Monday evening, when most people in America were either celebrating the truest Hallmark holiday of them all, or cursing it to high heaven, the Savannah State Tigers were busy trying to avoid their appointment with destiny in their final regular-season game against Florida A&M. .
Fate was waiting to deal the inevitable spot in the NCAA Hall of Shame.
Savannah State, once the bearer of a model African-American university athletic program, just finished their season 0-28, becoming only the second team in the last 50 years of Division I athletics to finish their season without a single victory (Prairie View A&M, back in 1991, was the other team).
Aside from the heartache that the players and coaches on the squad are feeling, not unlike that of the would-be Valentine's Day revelers who were missed by cupid's arrow, I have been at a loss lately thinking about the Tiger fans (the few but the proud) and the shocked mental state they have probably been put in as well.
They were put through dismal defeats by top programs like Iowa State, Florida State and Kansas State. Their best opponent, Memphis, trounced them by 60.
But then there are the games in which they were supposed to do well in.
Games against teams like Armstrong Atlantic State, who beat them by 16, Mercer, who blew them out by 32, and to Eastern Kentucky, who trounced them by 22. And then they lost to Georgia Southern. Twice. Finally, in their last game of the year, against Florida A&M, they had their best game.
They were even within one point of a tie with 10 seconds left and the final shot. But that was as close as they would come.
One blocked shot and a long tearful team huddle later, the Tigers walked off their home court. Defeated and devastated, with no one but themselves who could even understand what they were going through.
I am not going to lie. When I first heard the sorry saga of Savannah State, they were only on their way to this dismal outcome.
It was three weeks ago and the Tigers were 0-24, with four more games to go to set their record "right."
Their plans to avoid being a footnote in history, however, were unavoidable; and it looks to be less of a fluke and more of a trend. They have won a grand total of three games in the past three seasons.
They are the doormat of Division I and they might always be; they have been ranked as the worst team in D-1 by espn.com since the middle of the year.
Most opposing teams, and their fans, only recognize a victory over a team like Savannah State by its absence.
It is as expected as the Yankees winning a World Series and the Indians not.
Thus, there has rarely been an occasion to cheer if you are a Savannah State fan.
And it's not to say that things will always be this way, but as most any fan will tell you, the greatest thing about a victory is that it helps you deal with the losses that will inevitably come.
So the question is this: What are the Tiger fans supposed to fall back on this off-season?
Their solace might be found in, of all places, the classic Melville novel: Moby Dick.
In Moby Dick Ahab, the whale ship Pequod's captain, says that the secret to enjoying time on a whale ship is to just assume from the beginning that you won't survive the journey.

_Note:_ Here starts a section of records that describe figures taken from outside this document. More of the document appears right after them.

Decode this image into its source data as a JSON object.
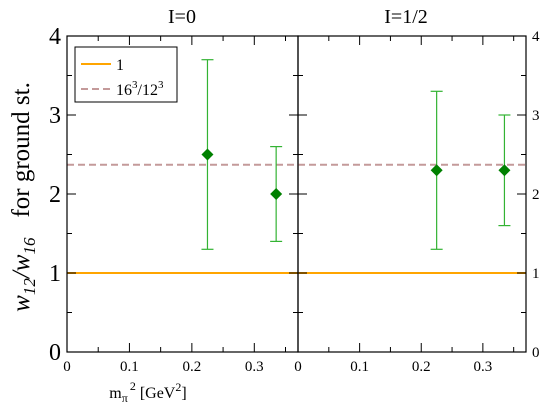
{
  "chart_data": [
    {
      "type": "scatter",
      "title": "I=0",
      "xlabel": "m",
      "xlabel_sub": "π",
      "xlabel_sup": "2",
      "xlabel_unit_prefix": " [GeV",
      "xlabel_unit_sup": "2",
      "xlabel_unit_suffix": "]",
      "ylabel_main": "w",
      "ylabel_sub1": "12",
      "ylabel_mid": "/w",
      "ylabel_sub2": "16",
      "ylabel_tail": "for ground st.",
      "xlim": [
        0,
        0.37
      ],
      "ylim": [
        0,
        4
      ],
      "xticks": [
        0,
        0.1,
        0.2,
        0.3
      ],
      "xtick_labels": [
        "0",
        "0.1",
        "0.2",
        "0.3"
      ],
      "yticks": [
        0,
        1,
        2,
        3,
        4
      ],
      "ytick_labels": [
        "0",
        "1",
        "2",
        "3",
        "4"
      ],
      "ytick_side": "left",
      "grid": false,
      "legend_placement": "top-left",
      "points": [
        {
          "x": 0.225,
          "y": 2.5,
          "ylow": 1.3,
          "yhigh": 3.7
        },
        {
          "x": 0.335,
          "y": 2.0,
          "ylow": 1.4,
          "yhigh": 2.6
        }
      ],
      "reference_lines": [
        {
          "name": "1",
          "y": 1.0,
          "color": "#ffa500",
          "style": "solid"
        },
        {
          "name": "16³/12³",
          "y": 2.37,
          "color": "#c49a9a",
          "style": "dashed"
        }
      ]
    },
    {
      "type": "scatter",
      "title": "I=1/2",
      "xlim": [
        0,
        0.37
      ],
      "ylim": [
        0,
        4
      ],
      "xticks": [
        0,
        0.1,
        0.2,
        0.3
      ],
      "xtick_labels": [
        "0",
        "0.1",
        "0.2",
        "0.3"
      ],
      "yticks": [
        0,
        1,
        2,
        3,
        4
      ],
      "ytick_labels": [
        "0",
        "1",
        "2",
        "3",
        "4"
      ],
      "ytick_side": "right",
      "grid": false,
      "points": [
        {
          "x": 0.225,
          "y": 2.3,
          "ylow": 1.3,
          "yhigh": 3.3
        },
        {
          "x": 0.335,
          "y": 2.3,
          "ylow": 1.6,
          "yhigh": 3.0
        }
      ],
      "reference_lines": [
        {
          "name": "1",
          "y": 1.0,
          "color": "#ffa500",
          "style": "solid"
        },
        {
          "name": "16³/12³",
          "y": 2.37,
          "color": "#c49a9a",
          "style": "dashed"
        }
      ]
    }
  ],
  "legend": {
    "entries": [
      {
        "label": "1",
        "color": "#ffa500",
        "style": "solid"
      },
      {
        "label_base": "16",
        "label_exp1": "3",
        "label_slash": "/12",
        "label_exp2": "3",
        "color": "#c49a9a",
        "style": "dashed"
      }
    ]
  },
  "colors": {
    "marker": "#008000",
    "errorbar": "#33b333",
    "axis": "#000000"
  }
}
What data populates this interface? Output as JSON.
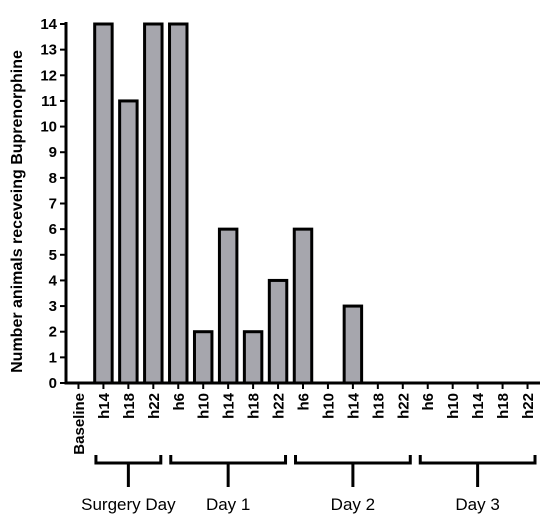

Every subsequent experience, every moment you don't die, is just gravy. It is a fatalist way of looking at things, but at the same time, while there certainly has never been a team who surpasses an "oh-fer" season, like Savannah State's, we can be sure that there is nowhere to go but up. They have been to the depths of collegiate basketball and lived to tell the tale.
As the Brooklyn Dodgers used to "wait 'til next year" so, too, will the Savannah State Tigers.
The beginning of next season, and the promise of an unblemished record, is only a few short months away.
The returning Tigers players most certainly can't wait to put this stretch of their lives behind them, and work even harder at besting this past season's record, if only by a game.
But what about the fans? Winning never causes a fan to question their pursuit of being a fan. Losing does.